After 50 years, serving seven presidents, spearheading a response to HIV/AIDS, Zika, Ebola and a novel coronavirus, Dr. Anthony Fauci is stepping down from his role in the federal government at the end of December.
Despite being 81 years old, Fauci said he has the energy to still contribute and plans to announce his next career chapter in 2023.
“I would say I feel about 40, and maybe the most, 45,” he told ABC News Chief Medical Correspondent Jennifer Ashton in a power walk around his neighborhood.
Fauci credits his passion for his work as one reason he’s been able to stay active in the federal government years past someone else may have gracefully bowed out.
“A purpose of what you’re doing, where you feel like you’re doing something that has an impact and you get very energetic about it, and that kind of sustains you,” he said. “I don’t get bored. I don’t ever get bored.”
But passion alone can’t keep someone active into their 80s. Fauci also has good genetics to thank for his mental sharpness, he said.
“My father was very, very much like me. He died when he was 97,” Fauci said. “And he had all his smarts at the time he died.”
He’s also stayed active. Fauci has been an athlete all his life — he played basketball in high school, and intramural sports through college and medical school. Then, in his late 30s, he started to run.

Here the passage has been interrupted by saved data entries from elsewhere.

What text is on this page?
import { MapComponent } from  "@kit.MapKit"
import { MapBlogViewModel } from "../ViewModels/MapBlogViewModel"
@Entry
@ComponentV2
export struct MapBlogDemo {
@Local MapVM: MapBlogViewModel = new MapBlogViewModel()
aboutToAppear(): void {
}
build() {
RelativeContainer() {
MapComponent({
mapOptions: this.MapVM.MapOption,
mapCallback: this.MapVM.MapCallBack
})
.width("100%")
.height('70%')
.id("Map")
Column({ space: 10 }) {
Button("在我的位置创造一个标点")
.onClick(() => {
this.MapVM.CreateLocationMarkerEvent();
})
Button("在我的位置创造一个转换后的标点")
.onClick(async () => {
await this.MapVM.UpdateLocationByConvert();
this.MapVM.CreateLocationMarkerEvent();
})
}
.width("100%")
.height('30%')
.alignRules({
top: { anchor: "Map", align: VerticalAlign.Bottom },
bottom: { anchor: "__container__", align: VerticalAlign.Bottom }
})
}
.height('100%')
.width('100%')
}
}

“I started to train and then I got really interested and I ran four marathons,” Fauci said. He loves 10k races as well. “I’m more of a sprinter.” Now, he walks every day.
Fauci also tries to stick to good nutritional habits. He said he gives himself a “B minus” on his diet.
“The one good thing about it is I don’t do anything in excess,” he said. “I don’t drink a lot, a glass of wine or a beer in the evening at the most.”
He loves sweets, but tries to keep those cravings under control. “I could eat 20 chocolate chip cookies if I had to. And I love New York cheesecakes, but again, I try to control it. I would think among all the health things of exercise, moderation, things like that, my diet is the only one that I’m mediocre on and not really good,” he said.
Despite his commitment to a healthy lifestyle, Fauci said the early days of the COVID-19 pandemic took a toll.
In January and February 2020, he was only sleeping three and a half or four hours each night. He lost weight, and wasn’t feeling well. That’s when his wife, Christine — who’s the chief of the department of bioethics at the National Institutes of Health — stepped in.
“One evening when I just could barely stay awake when I came home, she went, ‘All right, that’s it. We’re going to stop this now. You’re going to eat, you’re going to drink water, you’re going to stay hydrated, and you’re going to sleep.’ And since then I’ve been okay,” he said.
The pandemic was an emotional challenge, too. Fauci tested positive for COVID-19 two days before his daughter’s wedding, which was devastating. Luckily, he was still able to FaceTime into the wedding. “It wasn’t the real thing, but it was not bad,” he said.
After all the decades in public service, Fauci said he’s looking forward to the next stage. He’s about to be a grandfather for the first time. He’s excited to spend more time with his children. And he’s taking everything day by day.
“You’re very cognizant of each day is sort of like a blessing,” Fauci said. “Each day, take each day and don’t say jump ahead by a month ’cause jump ahead by a month — you do the math — it’s a certain fraction of what you have left.”